At one point, one of his teammates lost a contact lens.  The refs stopped play and gave a few minutes for any who wanted to to help look for it.  Down on hands and knees, I looked down the floor and Alcindor was standing at the other basket. 

He had one hand leaning against the backboard and had nonchalantly crossed his legs, just resting. 

When we defended him, we almost always used me and our centre in a double team, front and back.  On one occasion, I was on the weakside and he stepped right around our post player and caught a high pass and baseballed it through the hoop forcefully. 

The ball went right past my nose and and bounced well up into the crowd.  If I'd been slightly ahead of where I was, it would have hit me in the side of the head, and as fast as it was going, could have caused injury.

In one game in LA, I was also behind him on the weakside when the strongside forward threw a two-handed overhead lob to him.  He jumped up, grabbed it with two hands and dropped it through the basket from well above the rim. 

I remember the colored waistband of his shorts floating up past my eyes and then floating back down past them.  I looked up and it was like looking up at a tall, thin tree.  If I had a running start and jumped for all I was worth, I would maybe have reached his elbow,and back then, I could touch the tip of my elbow to the rim.

And his team was not just him, he had a lot of help.  In our first game in then-new Pauley Pavilion, the score was 11-0 in their favor before we could get the ball across the centre line.  We had a small, quick guard, but he was no match for the quickness of Mike Warren and the rest of their fullcourt press.

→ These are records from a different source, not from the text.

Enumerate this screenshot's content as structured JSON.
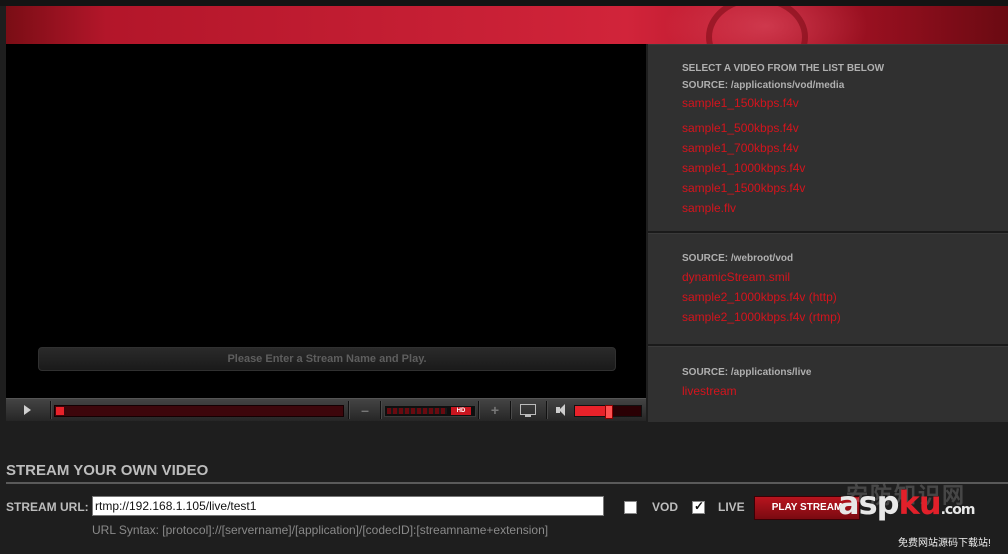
{
  "player": {
    "message": "Please Enter a Stream Name and Play.",
    "hd_badge": "HD",
    "minus_label": "–",
    "plus_label": "+",
    "volume_level": 0.52
  },
  "playlist": {
    "heading": "SELECT A VIDEO FROM THE LIST BELOW",
    "sources": [
      {
        "source": "SOURCE: /applications/vod/media",
        "items": [
          "sample1_150kbps.f4v",
          "sample1_500kbps.f4v",
          "sample1_700kbps.f4v",
          "sample1_1000kbps.f4v",
          "sample1_1500kbps.f4v",
          "sample.flv"
        ]
      },
      {
        "source": "SOURCE: /webroot/vod",
        "items": [
          "dynamicStream.smil",
          "sample2_1000kbps.f4v (http)",
          "sample2_1000kbps.f4v (rtmp)"
        ]
      },
      {
        "source": "SOURCE: /applications/live",
        "items": [
          "livestream"
        ]
      }
    ]
  },
  "own": {
    "title": "STREAM YOUR OWN VIDEO",
    "url_label": "STREAM URL:",
    "url_value": "rtmp://192.168.1.105/live/test1",
    "syntax": "URL Syntax: [protocol]://[servername]/[application]/[codecID]:[streamname+extension]",
    "vod_label": "VOD",
    "vod_checked": false,
    "live_label": "LIVE",
    "live_checked": true,
    "play_button": "PLAY STREAM"
  },
  "watermark": {
    "ghost": "安防知识网",
    "brand_a": "asp",
    "brand_b": "ku",
    "brand_c": ".com",
    "tagline": "免费网站源码下载站!"
  },
  "colors": {
    "link_red": "#d4141d",
    "accent_red": "#e8222a",
    "banner_red": "#c41e33"
  }
}
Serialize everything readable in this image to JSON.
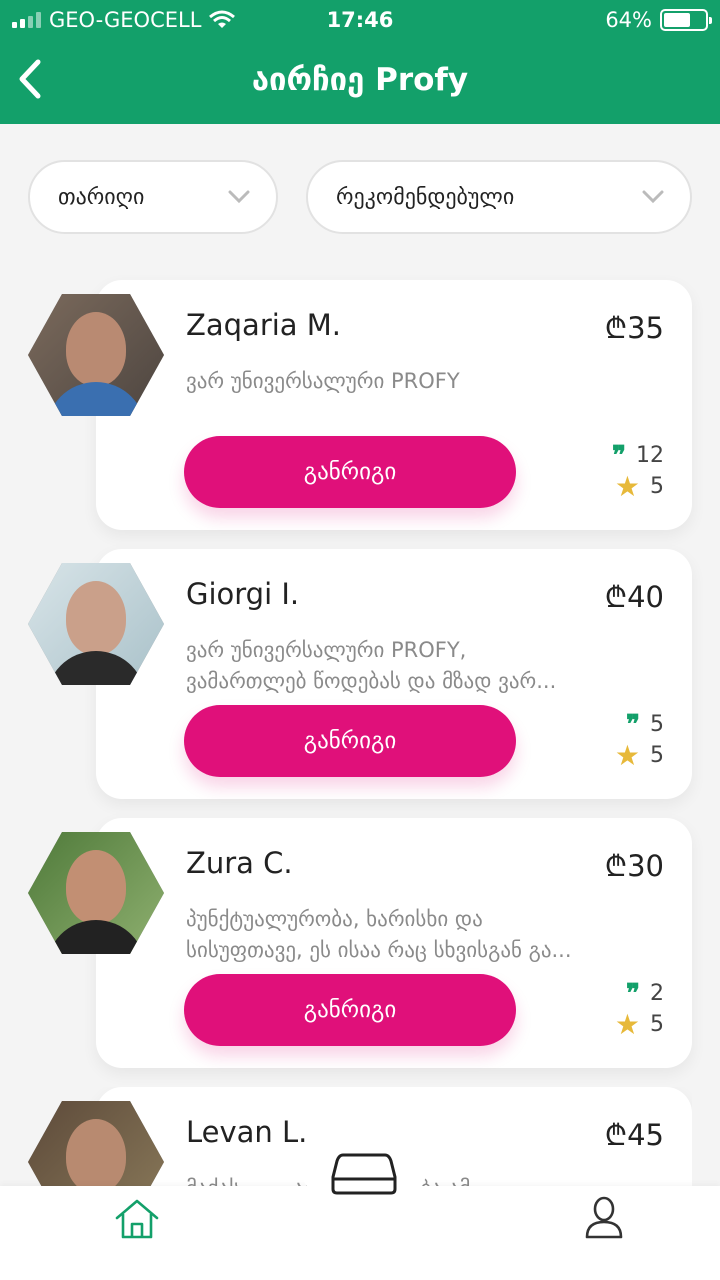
{
  "status_bar": {
    "carrier": "GEO-GEOCELL",
    "time": "17:46",
    "battery": "64%",
    "battery_level": 0.64
  },
  "header": {
    "title": "აირჩიე Profy"
  },
  "filters": {
    "date": "თარიღი",
    "sort": "რეკომენდებული"
  },
  "pros": [
    {
      "name": "Zaqaria M.",
      "price": "₾35",
      "desc_line1": "ვარ უნივერსალური PROFY",
      "desc_line2": "",
      "button": "განრიგი",
      "reviews": "12",
      "rating": "5"
    },
    {
      "name": "Giorgi I.",
      "price": "₾40",
      "desc_line1": "ვარ უნივერსალური PROFY,",
      "desc_line2": "ვამართლებ წოდებას და მზად ვარ...",
      "button": "განრიგი",
      "reviews": "5",
      "rating": "5"
    },
    {
      "name": "Zura C.",
      "price": "₾30",
      "desc_line1": "პუნქტუალურობა, ხარისხი და",
      "desc_line2": "სისუფთავე, ეს ისაა რაც სხვისგან გა...",
      "button": "განრიგი",
      "reviews": "2",
      "rating": "5"
    },
    {
      "name": "Levan L.",
      "price": "₾45",
      "desc_line1": "მაქას ... ...ამოთლილობა ამ",
      "desc_line2": "",
      "button": "",
      "reviews": "",
      "rating": ""
    }
  ],
  "nav": {
    "home": "home-icon",
    "center": "mattress-icon",
    "profile": "user-icon"
  },
  "colors": {
    "brand": "#13a06a",
    "accent": "#e0107a",
    "star": "#e7b93a"
  }
}
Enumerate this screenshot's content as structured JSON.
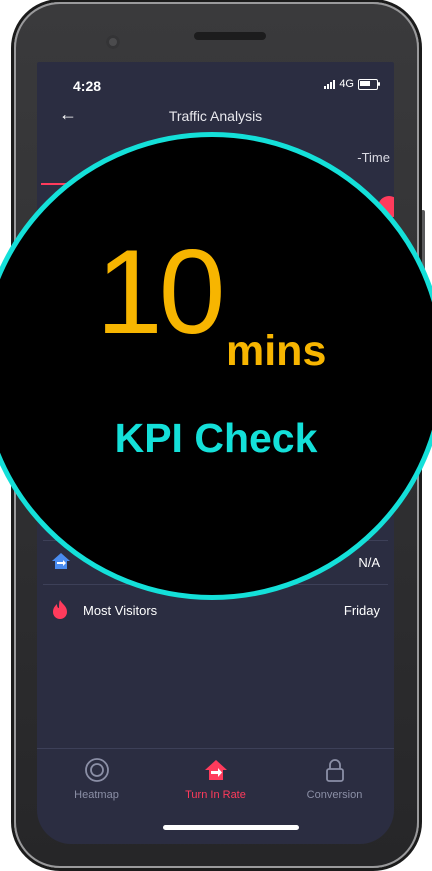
{
  "status": {
    "time": "4:28",
    "network": "4G"
  },
  "header": {
    "title": "Traffic Analysis"
  },
  "tabs": {
    "left_partial": "T",
    "right_partial": "-Time"
  },
  "rows": [
    {
      "label": "",
      "value": "N/A"
    },
    {
      "label": "Most Visitors",
      "value": "Friday"
    }
  ],
  "overlay": {
    "number": "10",
    "unit": "mins",
    "caption": "KPI Check"
  },
  "bottom_nav": [
    {
      "label": "Heatmap",
      "icon": "target-icon"
    },
    {
      "label": "Turn In Rate",
      "icon": "house-enter-icon"
    },
    {
      "label": "Conversion",
      "icon": "lock-icon"
    }
  ],
  "colors": {
    "accent": "#ff3b5c",
    "badge_border": "#14e0d9",
    "number": "#f7b500",
    "screen_bg": "#2b2d41"
  }
}
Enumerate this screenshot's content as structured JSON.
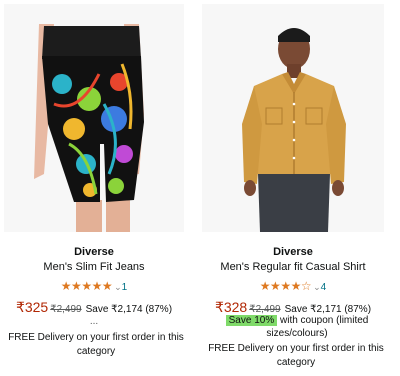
{
  "products": [
    {
      "brand": "Diverse",
      "title": "Men's Slim Fit Jeans",
      "stars_glyphs": "★★★★★",
      "stars_value": 5,
      "chevron": "⌄",
      "rating_count": "1",
      "price": "₹325",
      "mrp": "₹2,499",
      "savings": "Save ₹2,174 (87%)",
      "more": "...",
      "delivery": "FREE Delivery on your first order in this category",
      "image_icon": "leggings-icon"
    },
    {
      "brand": "Diverse",
      "title": "Men's Regular fit Casual Shirt",
      "stars_glyphs": "★★★★☆",
      "stars_value": 4,
      "chevron": "⌄",
      "rating_count": "4",
      "price": "₹328",
      "mrp": "₹2,499",
      "savings": "Save ₹2,171 (87%)",
      "coupon_badge": "Save 10%",
      "coupon_text": " with coupon (limited sizes/colours)",
      "delivery": "FREE Delivery on your first order in this category",
      "image_icon": "shirt-icon"
    }
  ],
  "colors": {
    "price": "#b12704",
    "stars": "#de7921",
    "link": "#007185",
    "coupon": "#7fda69",
    "image_bg": "#f7f7f7"
  }
}
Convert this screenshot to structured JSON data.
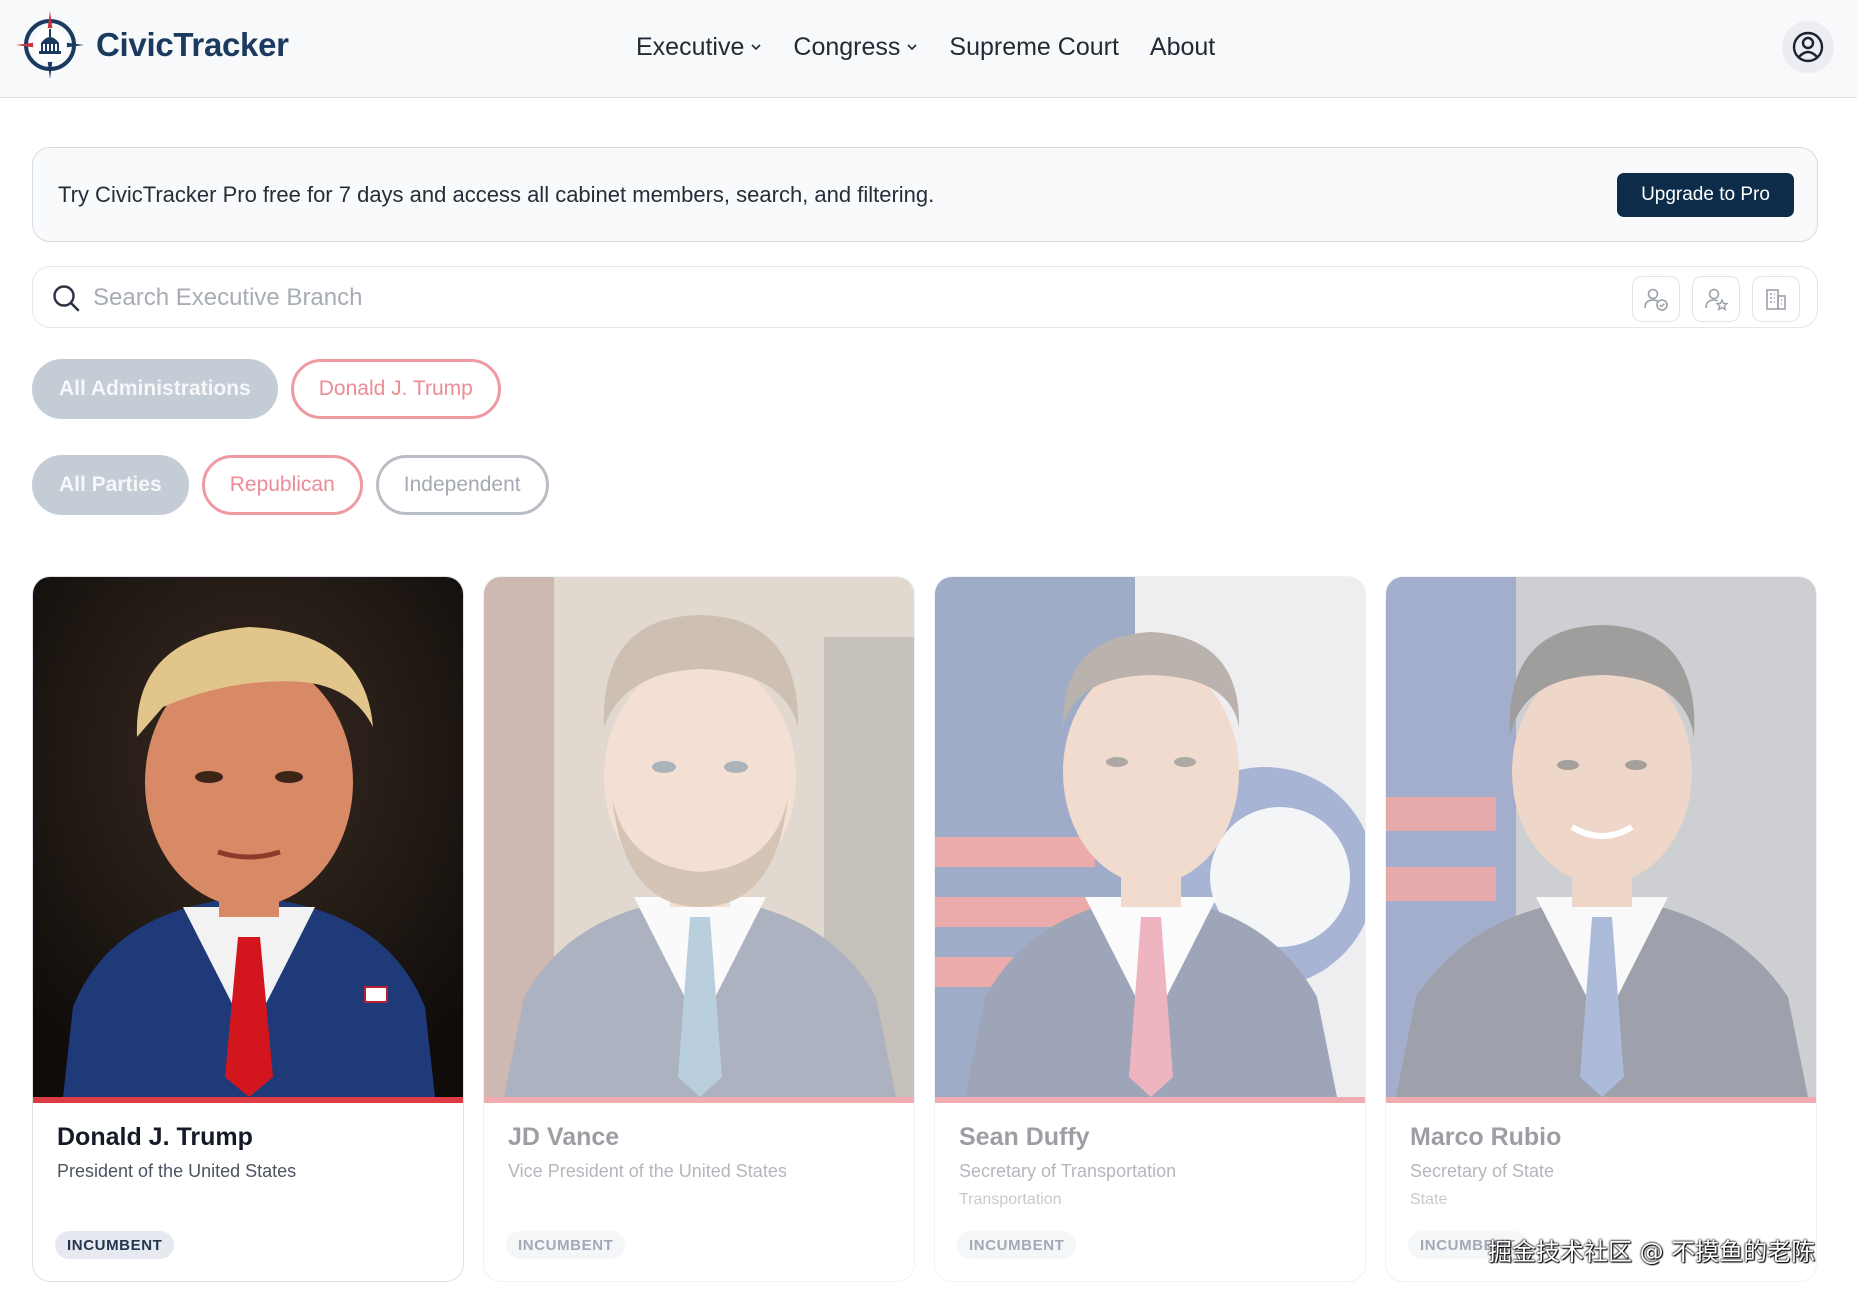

The NCAA did not put a shot clock in play until 1985, and even then, it was a 45-second shot clock.

On one occasion on our court, we decided to run what we called a "control" offense - no shots unless you were wide open. It was NOT a stall. We had bigs who could shoot outside, me included, so the idea was stand out past the top of the key and wait for Alcindor to come out on us.

If/when he did, we would give the ball to our all-conference guard and have him go one-on-one to the basket. If stopped, out front it would go again. They didn't like it but it worked, sort of. Near the end we had to open it up and they ended up winning 38-29, and Alcindor was held to single digit points.

Over the years, I've had many people ask "what was it like playing against someone like that", and more to the point, how tall is he really? 

During my college days, Dick Enberg was the main announcer for basketball at UCLA.  He was a great announcer, and not too long after his time as the UCLA house announcer, he was picked up by national media, announcing for major national networks for decades. 

I was on a business trip to LA in the early-1970s one time when I tuned in to a local sports news broadcast and Dick Enberg was the main guest being interviewed.  On that show, he was asked the "how tall is Kareem anyway" question.

He told an interesting story about how one time he had been asked by a local charity to be the official judge of a contest they were going to run, where a big prize would be given to the first person who could correctly guess Kareem's height.

At the end of the contest period, he and Kareem mounted a stage where they had a large scale set up to measure height.  Kareem stepped in and Enberg measured him officially at 7 feet 4 5/8 inches, that is, about 224cm. 

Having stood next to him on the court, I had always suspected that he was taller than the 218cm he was always listed at in college and the NBA.

TALL ORDER: Bob Craven had his work cut out whenever he played against Kareem.